Аристарх смотрел на Илью с тем же выражением, с каким учёный смотрит на случайно залетевшую в лабораторию мушку – с лёгким раздражением и научным интересом.
«Вы опоздали, мальчики, – его голос был мягким, почти отеческим. – Анналекс уже пробужден». Он кивнул в сторону женщины на столе. Тело Елены Коршуновой медленно садилось, движения были странными, чужими, будто кукла училась ходить. Пальцы с любопытством ощупывали собственное лицо, шею. Взгляд холодных глаз скользнул по Илье, оценивающе, без тени страха.
«А где... Петр? – выдохнул Илья, не отрывая взгляда от колдуна. – Где твое первое чудовище?»
Уголок губ Аристарха дрогнул в подобии улыбки. «Охотится. Я не могу держать такое... искусство взаперти. Ему нужна практика. Подпитка».
В тот же миг в наушнике Ильи раздался сдавленный, панический голос Романыча: «Иль! Тепловой контур! Прямо за тобой в коридоре! Он здесь!»
Илья резко обернулся.
В проеме разрушенной двери, заливаемым мерцающим синим светом из лаборатории, стояла фигура. Это был Петр. Его ветровка была в грязи, волосы слиплись, а в руках он сжимал окровавленный охотничий нож. Но самое ужасное было его лицо. Оно было искажено не яростью, а какой-то детской, обиженной жадностью. Он слюняво улыбался, его мутные глаза были прикованы к Илье.
«Мешаешь... – просипел он тем самым скрипучим голосом из лесополосы. – Мешаешь играть...»
Аристарх с наслаждением наблюдал за этой сценой, скрестив руки на груди. «Он ревнует, знаете ли. Не терпит конкуренции. А появление новой... сестры, – он кивнул на «Елену», – может спровоцировать приступ агрессии».
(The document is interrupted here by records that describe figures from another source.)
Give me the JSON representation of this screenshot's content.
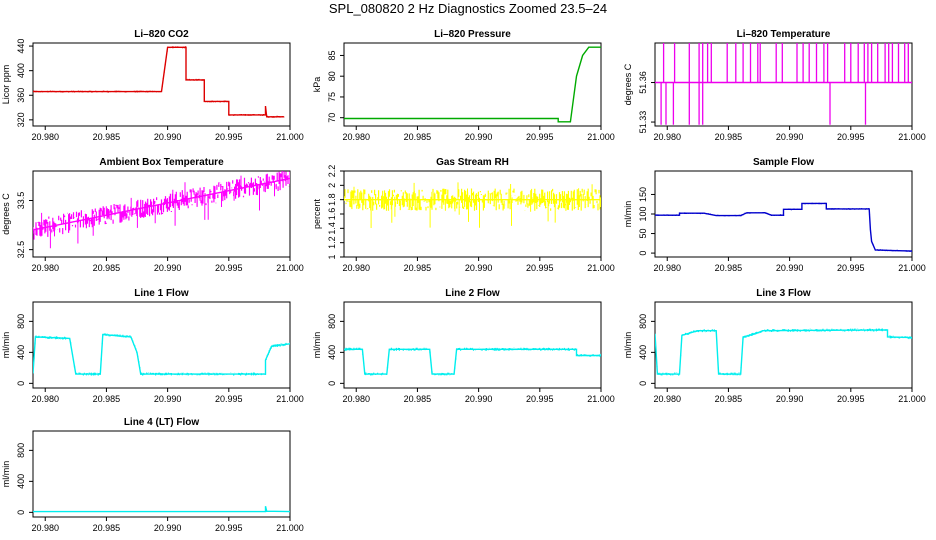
{
  "title": "SPL_080820  2 Hz Diagnostics Zoomed 23.5–24",
  "chart_data": [
    {
      "type": "line",
      "title": "Li–820 CO2",
      "ylabel": "Licor ppm",
      "xlim": [
        20.979,
        21.0
      ],
      "ylim": [
        310,
        445
      ],
      "xticks": [
        "20.980",
        "20.985",
        "20.990",
        "20.995",
        "21.000"
      ],
      "xtick_values": [
        20.98,
        20.985,
        20.99,
        20.995,
        21.0
      ],
      "yticks": [
        320,
        360,
        400,
        440
      ],
      "color": "#dd0000",
      "series": [
        {
          "points": [
            [
              20.979,
              366
            ],
            [
              20.9895,
              366
            ],
            [
              20.99,
              438
            ],
            [
              20.9915,
              438
            ],
            [
              20.9915,
              385
            ],
            [
              20.993,
              385
            ],
            [
              20.993,
              350
            ],
            [
              20.995,
              350
            ],
            [
              20.995,
              328
            ],
            [
              20.998,
              328
            ],
            [
              20.998,
              342
            ],
            [
              20.9981,
              325
            ],
            [
              20.9995,
              325
            ]
          ]
        }
      ]
    },
    {
      "type": "line",
      "title": "Li–820 Pressure",
      "ylabel": "kPa",
      "xlim": [
        20.979,
        21.0
      ],
      "ylim": [
        68,
        88
      ],
      "xticks": [
        "20.980",
        "20.985",
        "20.990",
        "20.995",
        "21.000"
      ],
      "xtick_values": [
        20.98,
        20.985,
        20.99,
        20.995,
        21.0
      ],
      "yticks": [
        70,
        75,
        80,
        85
      ],
      "color": "#00aa00",
      "series": [
        {
          "points": [
            [
              20.979,
              69.8
            ],
            [
              20.9965,
              69.8
            ],
            [
              20.9965,
              69.0
            ],
            [
              20.9975,
              69.0
            ],
            [
              20.998,
              80
            ],
            [
              20.9985,
              85
            ],
            [
              20.999,
              87
            ],
            [
              21.0,
              87
            ]
          ]
        }
      ]
    },
    {
      "type": "line",
      "title": "Li–820 Temperature",
      "ylabel": "degrees C",
      "xlim": [
        20.979,
        21.0
      ],
      "ylim": [
        51.327,
        51.39
      ],
      "xticks": [
        "20.980",
        "20.985",
        "20.990",
        "20.995",
        "21.000"
      ],
      "xtick_values": [
        20.98,
        20.985,
        20.99,
        20.995,
        21.0
      ],
      "yticks": [
        51.33,
        51.36
      ],
      "color": "#ee00ee",
      "series": [
        {
          "points": [
            [
              20.979,
              51.36
            ],
            [
              21.0,
              51.36
            ]
          ]
        }
      ]
    },
    {
      "type": "line",
      "title": "Ambient Box Temperature",
      "ylabel": "degrees C",
      "xlim": [
        20.979,
        21.0
      ],
      "ylim": [
        32.35,
        34.1
      ],
      "xticks": [
        "20.980",
        "20.985",
        "20.990",
        "20.995",
        "21.000"
      ],
      "xtick_values": [
        20.98,
        20.985,
        20.99,
        20.995,
        21.0
      ],
      "yticks": [
        32.5,
        33.5
      ],
      "color": "#ff00ff",
      "series": [
        {
          "points": [
            [
              20.979,
              32.9
            ],
            [
              20.985,
              33.2
            ],
            [
              20.99,
              33.45
            ],
            [
              20.995,
              33.7
            ],
            [
              21.0,
              33.95
            ]
          ]
        }
      ]
    },
    {
      "type": "line",
      "title": "Gas Stream RH",
      "ylabel": "percent",
      "xlim": [
        20.979,
        21.0
      ],
      "ylim": [
        1.0,
        2.2
      ],
      "xticks": [
        "20.980",
        "20.985",
        "20.990",
        "20.995",
        "21.000"
      ],
      "xtick_values": [
        20.98,
        20.985,
        20.99,
        20.995,
        21.0
      ],
      "yticks": [
        1.0,
        1.2,
        1.4,
        1.6,
        1.8,
        2.0,
        2.2
      ],
      "color": "#ffff00",
      "series": [
        {
          "points": [
            [
              20.979,
              1.8
            ],
            [
              21.0,
              1.8
            ]
          ]
        }
      ]
    },
    {
      "type": "line",
      "title": "Sample Flow",
      "ylabel": "ml/min",
      "xlim": [
        20.979,
        21.0
      ],
      "ylim": [
        -10,
        210
      ],
      "xticks": [
        "20.980",
        "20.985",
        "20.990",
        "20.995",
        "21.000"
      ],
      "xtick_values": [
        20.98,
        20.985,
        20.99,
        20.995,
        21.0
      ],
      "yticks": [
        0,
        50,
        100,
        150
      ],
      "color": "#0000cc",
      "series": [
        {
          "points": [
            [
              20.979,
              97
            ],
            [
              20.981,
              97
            ],
            [
              20.981,
              102
            ],
            [
              20.983,
              102
            ],
            [
              20.984,
              96
            ],
            [
              20.986,
              96
            ],
            [
              20.9865,
              103
            ],
            [
              20.988,
              103
            ],
            [
              20.9885,
              97
            ],
            [
              20.9895,
              97
            ],
            [
              20.9895,
              112
            ],
            [
              20.991,
              112
            ],
            [
              20.991,
              127
            ],
            [
              20.993,
              127
            ],
            [
              20.993,
              113
            ],
            [
              20.9965,
              113
            ],
            [
              20.9966,
              60
            ],
            [
              20.9967,
              30
            ],
            [
              20.997,
              8
            ],
            [
              21.0,
              5
            ]
          ]
        }
      ]
    },
    {
      "type": "line",
      "title": "Line 1 Flow",
      "ylabel": "ml/min",
      "xlim": [
        20.979,
        21.0
      ],
      "ylim": [
        -60,
        1050
      ],
      "xticks": [
        "20.980",
        "20.985",
        "20.990",
        "20.995",
        "21.000"
      ],
      "xtick_values": [
        20.98,
        20.985,
        20.99,
        20.995,
        21.0
      ],
      "yticks": [
        0,
        400,
        800
      ],
      "color": "#00eeee",
      "series": [
        {
          "points": [
            [
              20.979,
              130
            ],
            [
              20.9792,
              600
            ],
            [
              20.982,
              580
            ],
            [
              20.9825,
              120
            ],
            [
              20.9845,
              120
            ],
            [
              20.9847,
              630
            ],
            [
              20.987,
              600
            ],
            [
              20.9875,
              400
            ],
            [
              20.9878,
              120
            ],
            [
              20.998,
              120
            ],
            [
              20.998,
              300
            ],
            [
              20.9985,
              480
            ],
            [
              21.0,
              510
            ]
          ]
        }
      ]
    },
    {
      "type": "line",
      "title": "Line 2 Flow",
      "ylabel": "ml/min",
      "xlim": [
        20.979,
        21.0
      ],
      "ylim": [
        -60,
        1050
      ],
      "xticks": [
        "20.980",
        "20.985",
        "20.990",
        "20.995",
        "21.000"
      ],
      "xtick_values": [
        20.98,
        20.985,
        20.99,
        20.995,
        21.0
      ],
      "yticks": [
        0,
        400,
        800
      ],
      "color": "#00eeee",
      "series": [
        {
          "points": [
            [
              20.979,
              440
            ],
            [
              20.9805,
              440
            ],
            [
              20.9807,
              120
            ],
            [
              20.9825,
              120
            ],
            [
              20.9827,
              440
            ],
            [
              20.986,
              440
            ],
            [
              20.9862,
              120
            ],
            [
              20.988,
              120
            ],
            [
              20.9882,
              440
            ],
            [
              20.998,
              440
            ],
            [
              20.998,
              360
            ],
            [
              21.0,
              360
            ]
          ]
        }
      ]
    },
    {
      "type": "line",
      "title": "Line 3 Flow",
      "ylabel": "ml/min",
      "xlim": [
        20.979,
        21.0
      ],
      "ylim": [
        -60,
        1050
      ],
      "xticks": [
        "20.980",
        "20.985",
        "20.990",
        "20.995",
        "21.000"
      ],
      "xtick_values": [
        20.98,
        20.985,
        20.99,
        20.995,
        21.0
      ],
      "yticks": [
        0,
        400,
        800
      ],
      "color": "#00eeee",
      "series": [
        {
          "points": [
            [
              20.979,
              640
            ],
            [
              20.9792,
              120
            ],
            [
              20.981,
              120
            ],
            [
              20.9812,
              620
            ],
            [
              20.9825,
              680
            ],
            [
              20.984,
              680
            ],
            [
              20.9842,
              120
            ],
            [
              20.986,
              120
            ],
            [
              20.9862,
              600
            ],
            [
              20.9872,
              640
            ],
            [
              20.9878,
              680
            ],
            [
              20.998,
              690
            ],
            [
              20.998,
              600
            ],
            [
              21.0,
              590
            ]
          ]
        }
      ]
    },
    {
      "type": "line",
      "title": "Line 4 (LT) Flow",
      "ylabel": "ml/min",
      "xlim": [
        20.979,
        21.0
      ],
      "ylim": [
        -60,
        1050
      ],
      "xticks": [
        "20.980",
        "20.985",
        "20.990",
        "20.995",
        "21.000"
      ],
      "xtick_values": [
        20.98,
        20.985,
        20.99,
        20.995,
        21.0
      ],
      "yticks": [
        0,
        400,
        800
      ],
      "color": "#00eeee",
      "series": [
        {
          "points": [
            [
              20.979,
              10
            ],
            [
              20.998,
              10
            ],
            [
              20.998,
              80
            ],
            [
              20.9981,
              15
            ],
            [
              21.0,
              10
            ]
          ]
        }
      ]
    }
  ]
}
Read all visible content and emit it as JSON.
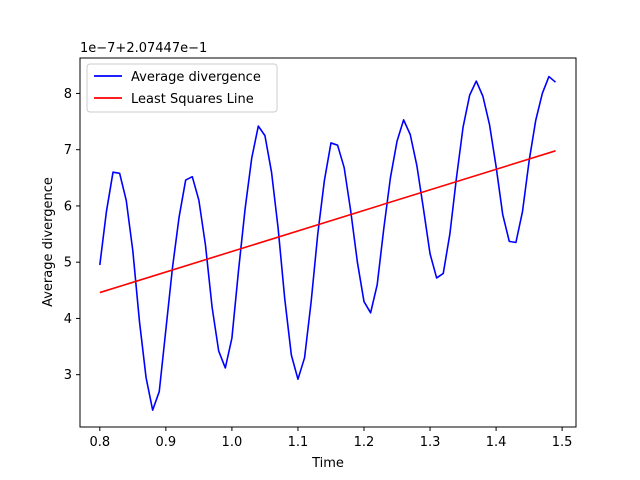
{
  "chart_data": {
    "type": "line",
    "xlabel": "Time",
    "ylabel": "Average divergence",
    "y_offset_text": "1e−7+2.07447e−1",
    "xlim": [
      0.77,
      1.521
    ],
    "ylim": [
      2.07,
      8.63
    ],
    "x_ticks": [
      0.8,
      0.9,
      1.0,
      1.1,
      1.2,
      1.3,
      1.4,
      1.5
    ],
    "x_tick_labels": [
      "0.8",
      "0.9",
      "1.0",
      "1.1",
      "1.2",
      "1.3",
      "1.4",
      "1.5"
    ],
    "y_ticks": [
      3,
      4,
      5,
      6,
      7,
      8
    ],
    "y_tick_labels": [
      "3",
      "4",
      "5",
      "6",
      "7",
      "8"
    ],
    "legend_position": "top-left",
    "grid": false,
    "series": [
      {
        "name": "Average divergence",
        "color": "#0000ff",
        "x": [
          0.8,
          0.81,
          0.82,
          0.83,
          0.84,
          0.85,
          0.86,
          0.87,
          0.88,
          0.89,
          0.9,
          0.91,
          0.92,
          0.93,
          0.94,
          0.95,
          0.96,
          0.97,
          0.98,
          0.99,
          1.0,
          1.01,
          1.02,
          1.03,
          1.04,
          1.05,
          1.06,
          1.07,
          1.08,
          1.09,
          1.1,
          1.11,
          1.12,
          1.13,
          1.14,
          1.15,
          1.16,
          1.17,
          1.18,
          1.19,
          1.2,
          1.21,
          1.22,
          1.23,
          1.24,
          1.25,
          1.26,
          1.27,
          1.28,
          1.29,
          1.3,
          1.31,
          1.32,
          1.33,
          1.34,
          1.35,
          1.36,
          1.37,
          1.38,
          1.39,
          1.4,
          1.41,
          1.42,
          1.43,
          1.44,
          1.45,
          1.46,
          1.47,
          1.48,
          1.49
        ],
        "y": [
          4.95,
          5.9,
          6.6,
          6.58,
          6.1,
          5.2,
          3.95,
          2.95,
          2.37,
          2.7,
          3.8,
          4.9,
          5.8,
          6.46,
          6.52,
          6.1,
          5.3,
          4.2,
          3.42,
          3.12,
          3.65,
          4.85,
          5.95,
          6.85,
          7.42,
          7.25,
          6.6,
          5.6,
          4.35,
          3.35,
          2.92,
          3.3,
          4.3,
          5.5,
          6.45,
          7.12,
          7.08,
          6.68,
          5.9,
          5.0,
          4.3,
          4.1,
          4.6,
          5.6,
          6.5,
          7.15,
          7.53,
          7.27,
          6.72,
          5.95,
          5.15,
          4.72,
          4.8,
          5.5,
          6.5,
          7.4,
          7.97,
          8.22,
          7.95,
          7.45,
          6.7,
          5.85,
          5.37,
          5.35,
          5.9,
          6.8,
          7.52,
          8.0,
          8.3,
          8.2
        ]
      },
      {
        "name": "Least Squares Line",
        "color": "#ff0000",
        "x": [
          0.8,
          1.49
        ],
        "y": [
          4.46,
          6.98
        ]
      }
    ]
  }
}
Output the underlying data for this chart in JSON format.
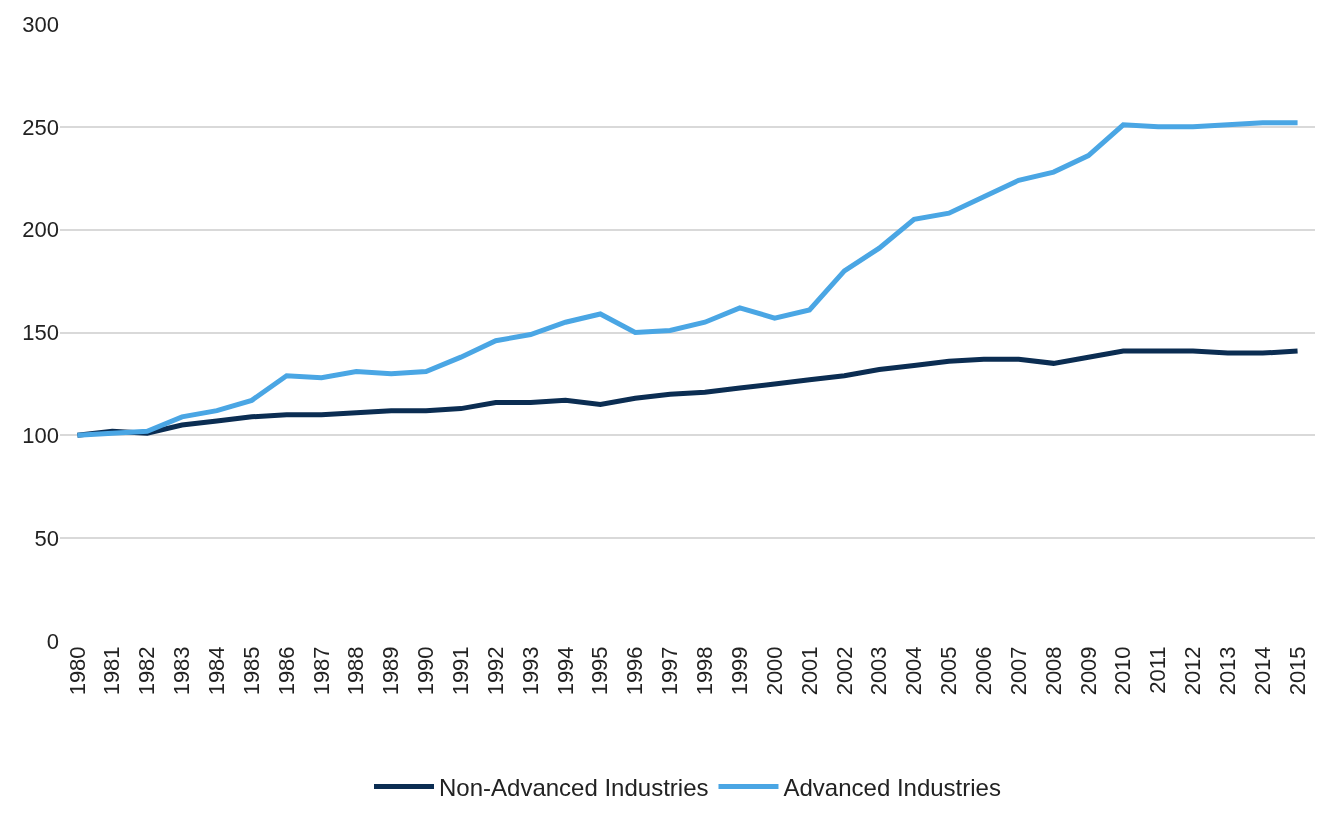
{
  "chart_data": {
    "type": "line",
    "categories": [
      "1980",
      "1981",
      "1982",
      "1983",
      "1984",
      "1985",
      "1986",
      "1987",
      "1988",
      "1989",
      "1990",
      "1991",
      "1992",
      "1993",
      "1994",
      "1995",
      "1996",
      "1997",
      "1998",
      "1999",
      "2000",
      "2001",
      "2002",
      "2003",
      "2004",
      "2005",
      "2006",
      "2007",
      "2008",
      "2009",
      "2010",
      "2011",
      "2012",
      "2013",
      "2014",
      "2015"
    ],
    "series": [
      {
        "name": "Non-Advanced Industries",
        "color": "#0b2d52",
        "values": [
          100,
          102,
          101,
          105,
          107,
          109,
          110,
          110,
          111,
          112,
          112,
          113,
          116,
          116,
          117,
          115,
          118,
          120,
          121,
          123,
          125,
          127,
          129,
          132,
          134,
          136,
          137,
          137,
          135,
          138,
          141,
          141,
          141,
          140,
          140,
          141
        ]
      },
      {
        "name": "Advanced Industries",
        "color": "#4aa6e4",
        "values": [
          100,
          101,
          102,
          109,
          112,
          117,
          129,
          128,
          131,
          130,
          131,
          138,
          146,
          149,
          155,
          159,
          150,
          151,
          155,
          162,
          157,
          161,
          180,
          191,
          205,
          208,
          216,
          224,
          228,
          236,
          251,
          250,
          250,
          251,
          252,
          252
        ]
      }
    ],
    "ylim": [
      0,
      300
    ],
    "yticks": [
      0,
      50,
      100,
      150,
      200,
      250,
      300
    ],
    "grid": "y",
    "legend": "bottom",
    "marker": "none",
    "line_style": "solid"
  }
}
Илья оказался между молотом и наковальней. Позади – восставший из небытия харизматичный демон в теле женщины, впереди – животное, первобытное зло, перекрывающее выход.
«Романыч, – тихо сказал Илья в микрофон. – У нас проблемы. Две цели. Активны обе».
Голос брата в наушнике был тонким, как проволока: «Держись. Я ищу... я ищу способ отключить энергию. Должен быть рубильник».
«Поторопись», – мысленно прошептал Илья, поднимая «Громовержец». Он был готов к последней схватке в этом аду, зажатый между двумя воплощениями абсолютного зла, рожденного в одной лаборатории.
Чикатило был здесь. И он был голоден.